Overdosage of epinephrine may produce extremely elevated arterial pressure, which may result in cerebrovascular hemorrhage, particularly in elderly patients. Overdosage may also result in pulmonary edema because of peripheral vascular constriction together with cardiac stimulation. Epinephrine overdosage can also cause transient bradycardia followed by tachycardia and these may be accompanied by potentially fatal cardiac arrhythmias.

Premature ventricular contractions may appear within one minute after injection and may be followed by multifocal ventricular tachycardia (prefibrillation rhythm). Subsidence of the ventricular effects may be followed by atrial tachycardia and occasionally by atrioventricular block. Myocardial ischemia and infarction, cardiomyopathy, extreme pallor and coldness of the skin, metabolic acidosis due to elevated blood lactic acid levels, and renal insufficiency have also been reported. Epinephrine is rapidly inactivated in the body and treatment following overdose with epinephrine is primarily supportive.

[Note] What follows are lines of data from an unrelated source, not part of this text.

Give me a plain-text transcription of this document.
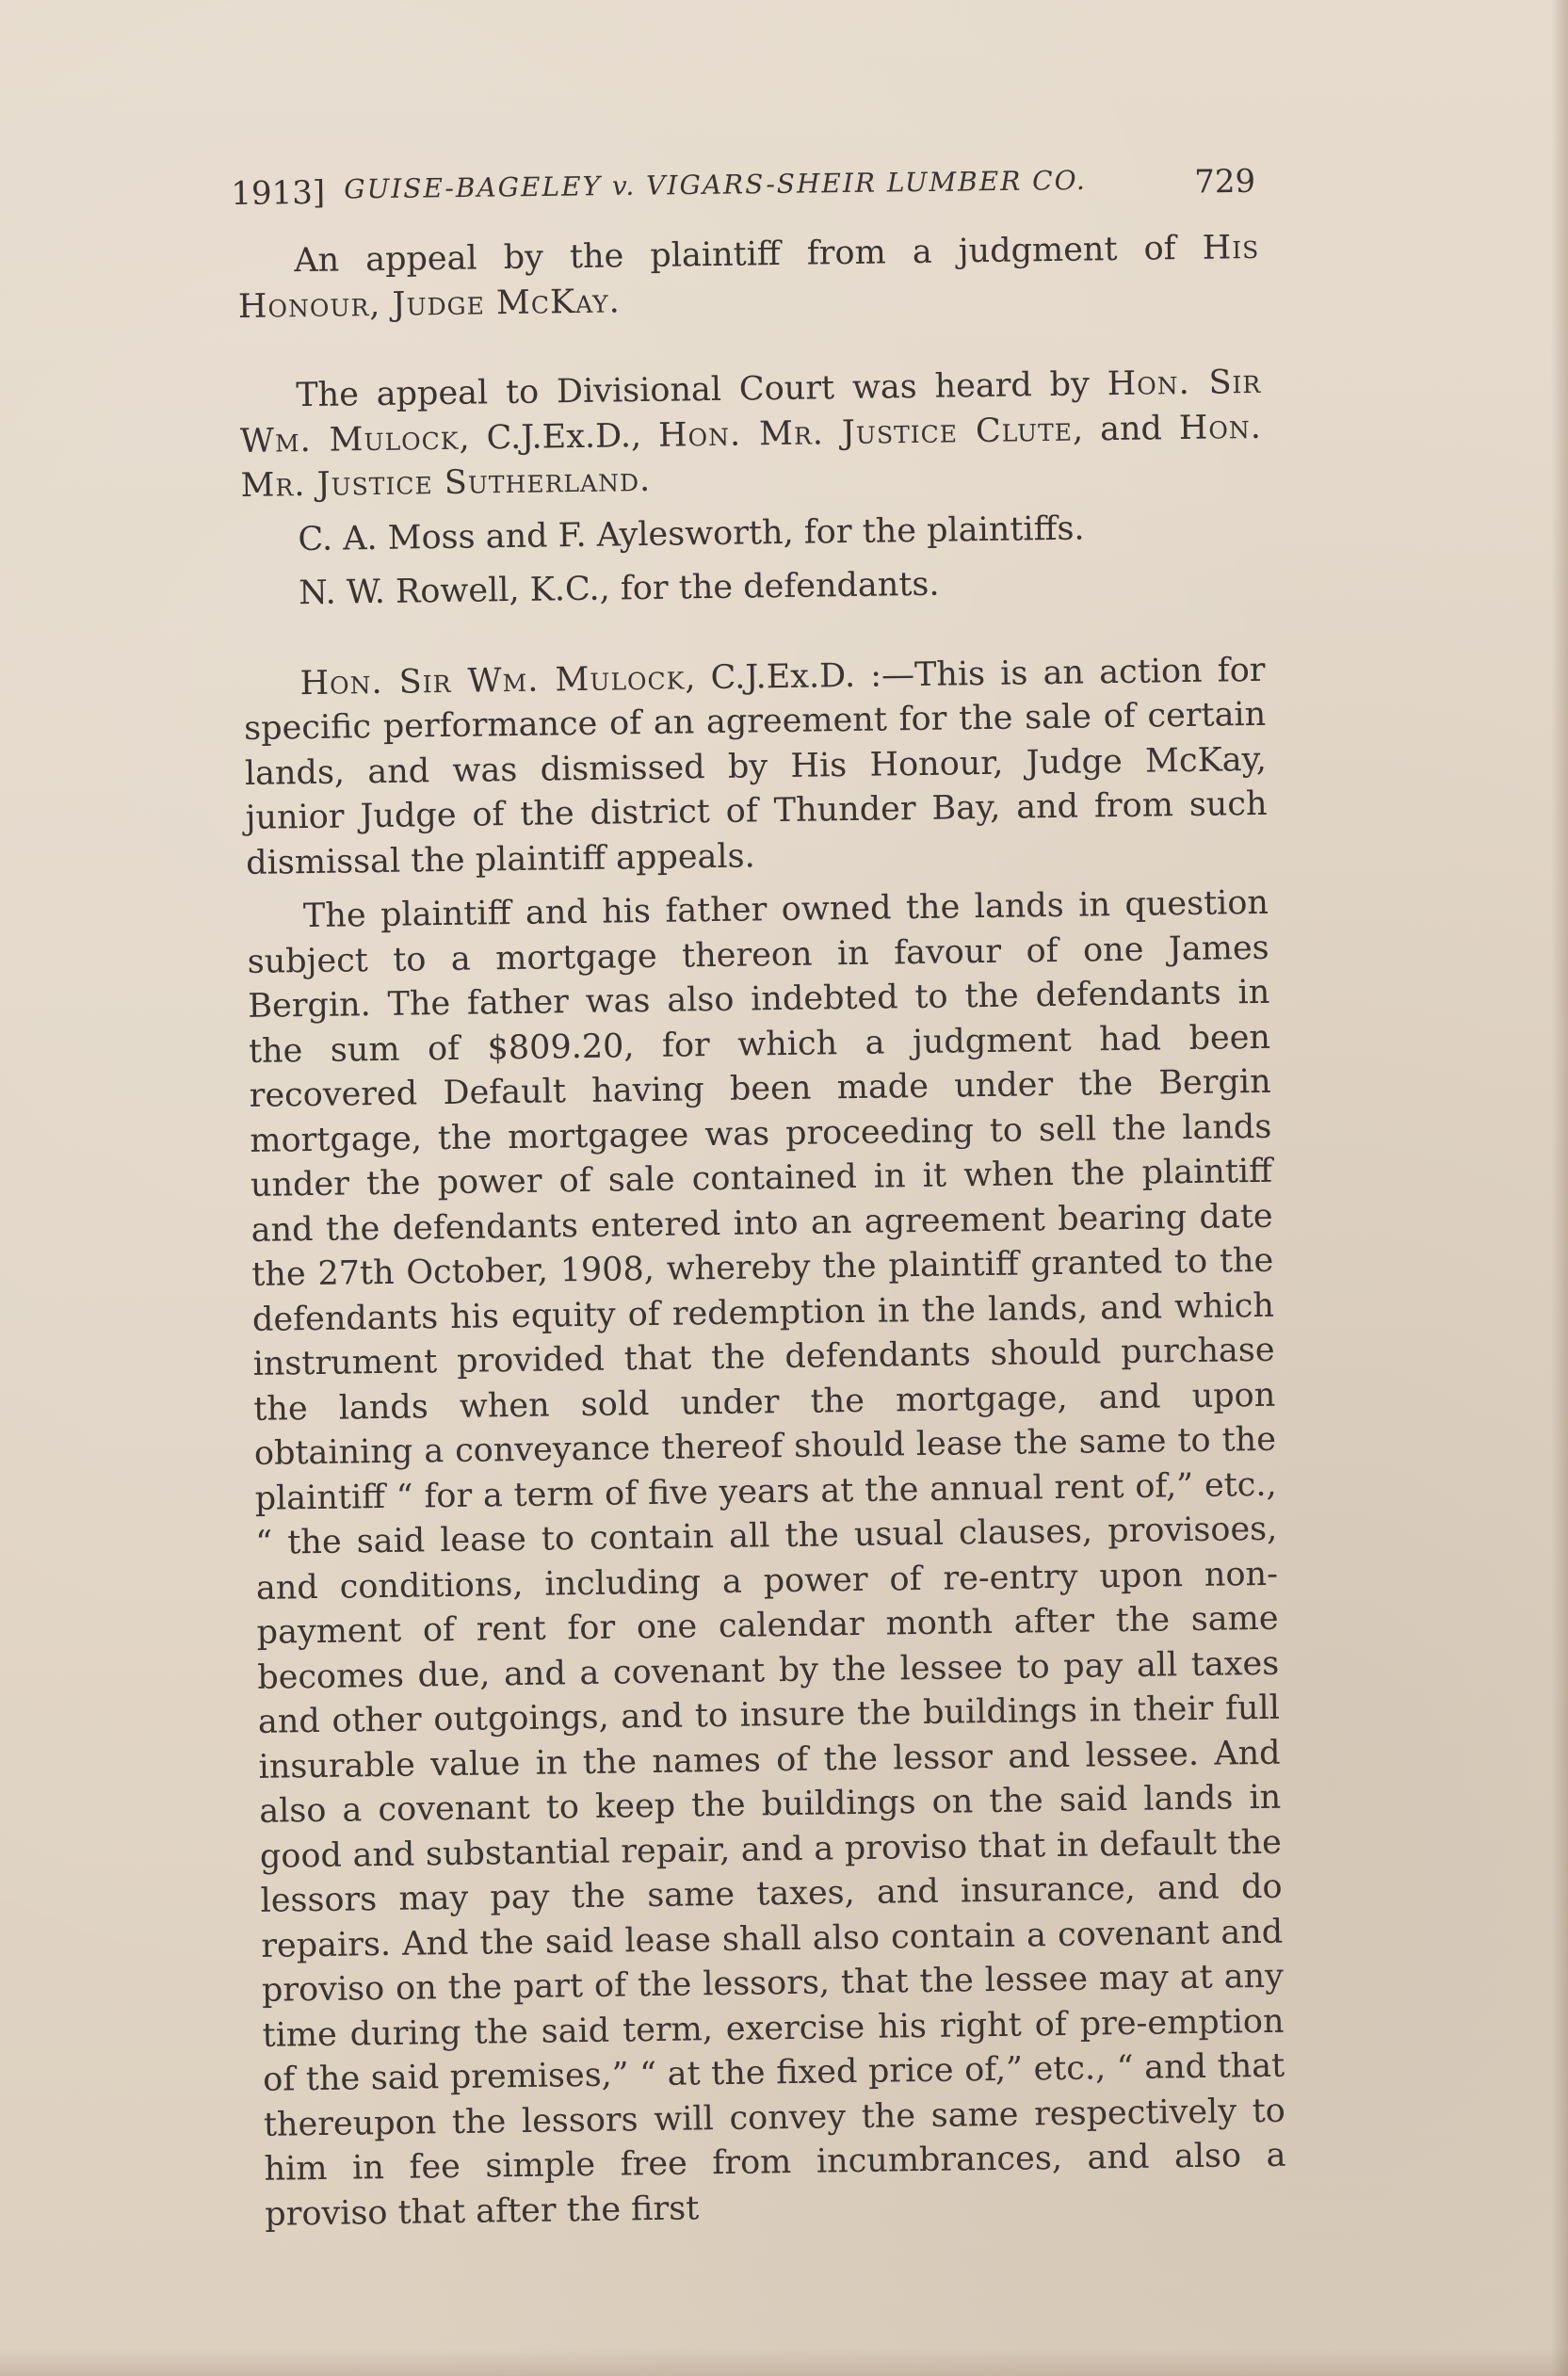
1913] GUISE-BAGELEY v. VIGARS-SHEIR LUMBER CO.	729

An appeal by the plaintiff from a judgment of His Honour, Judge McKay.

The appeal to Divisional Court was heard by Hon. Sir Wm. Mulock, C.J.Ex.D., Hon. Mr. Justice Clute, and Hon. Mr. Justice Sutherland.

C. A. Moss and F. Aylesworth, for the plaintiffs.

N. W. Rowell, K.C., for the defendants.

Hon. Sir Wm. Mulock, C.J.Ex.D. :—This is an action for specific performance of an agreement for the sale of certain lands, and was dismissed by His Honour, Judge McKay, junior Judge of the district of Thunder Bay, and from such dismissal the plaintiff appeals.

The plaintiff and his father owned the lands in question subject to a mortgage thereon in favour of one James Bergin. The father was also indebted to the defendants in the sum of $809.20, for which a judgment had been recovered Default having been made under the Bergin mortgage, the mortgagee was proceeding to sell the lands under the power of sale contained in it when the plaintiff and the defendants entered into an agreement bearing date the 27th October, 1908, whereby the plaintiff granted to the defendants his equity of redemption in the lands, and which instrument provided that the defendants should purchase the lands when sold under the mortgage, and upon obtaining a conveyance thereof should lease the same to the plaintiff “ for a term of five years at the annual rent of,” etc., “ the said lease to contain all the usual clauses, provisoes, and conditions, including a power of re-entry upon non-payment of rent for one calendar month after the same becomes due, and a covenant by the lessee to pay all taxes and other outgoings, and to insure the buildings in their full insurable value in the names of the lessor and lessee. And also a covenant to keep the buildings on the said lands in good and substantial repair, and a proviso that in default the lessors may pay the same taxes, and insurance, and do repairs. And the said lease shall also contain a covenant and proviso on the part of the lessors, that the lessee may at any time during the said term, exercise his right of pre-emption of the said premises,” “ at the fixed price of,” etc., “ and that thereupon the lessors will convey the same respectively to him in fee simple free from incumbrances, and also a proviso that after the first
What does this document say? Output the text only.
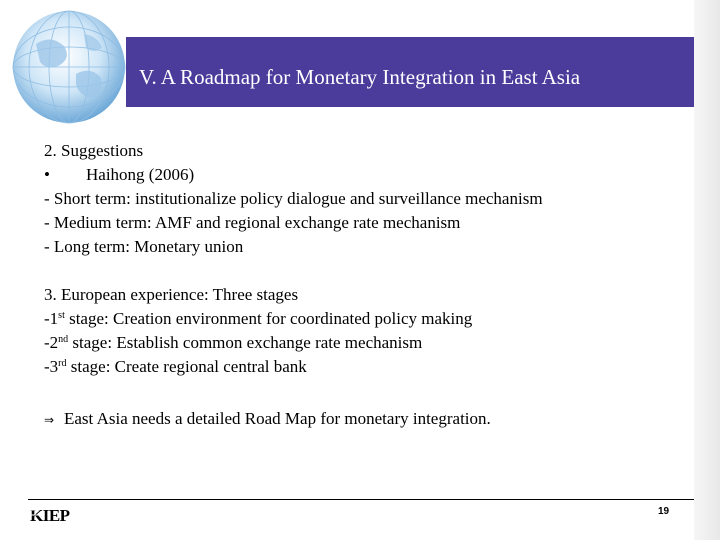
V. A Roadmap for Monetary Integration in East Asia
2. Suggestions
• Haihong (2006)
- Short term: institutionalize policy dialogue and surveillance mechanism
- Medium term: AMF and regional exchange rate mechanism
- Long term: Monetary union
3. European experience: Three stages
-1st stage: Creation environment for coordinated policy making
-2nd stage: Establish common exchange rate mechanism
-3rd stage: Create regional central bank
⇒ East Asia needs a detailed Road Map for monetary integration.
KIEP	19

Treatment of pulmonary edema consists of a rapidly acting alpha-adrenergic blocking drug (such as phentolamine mesylate) and respiratory support. Treatment of arrhythmias consists of administration of a beta-adrenergic blocking drug (such as propranolol). If necessary, pressor effects may be counteracted by rapidly acting vasodilators or α-adrenergic blocking drugs. If prolonged hypotension follows such measures, it may be necessary to administer another pressor drug.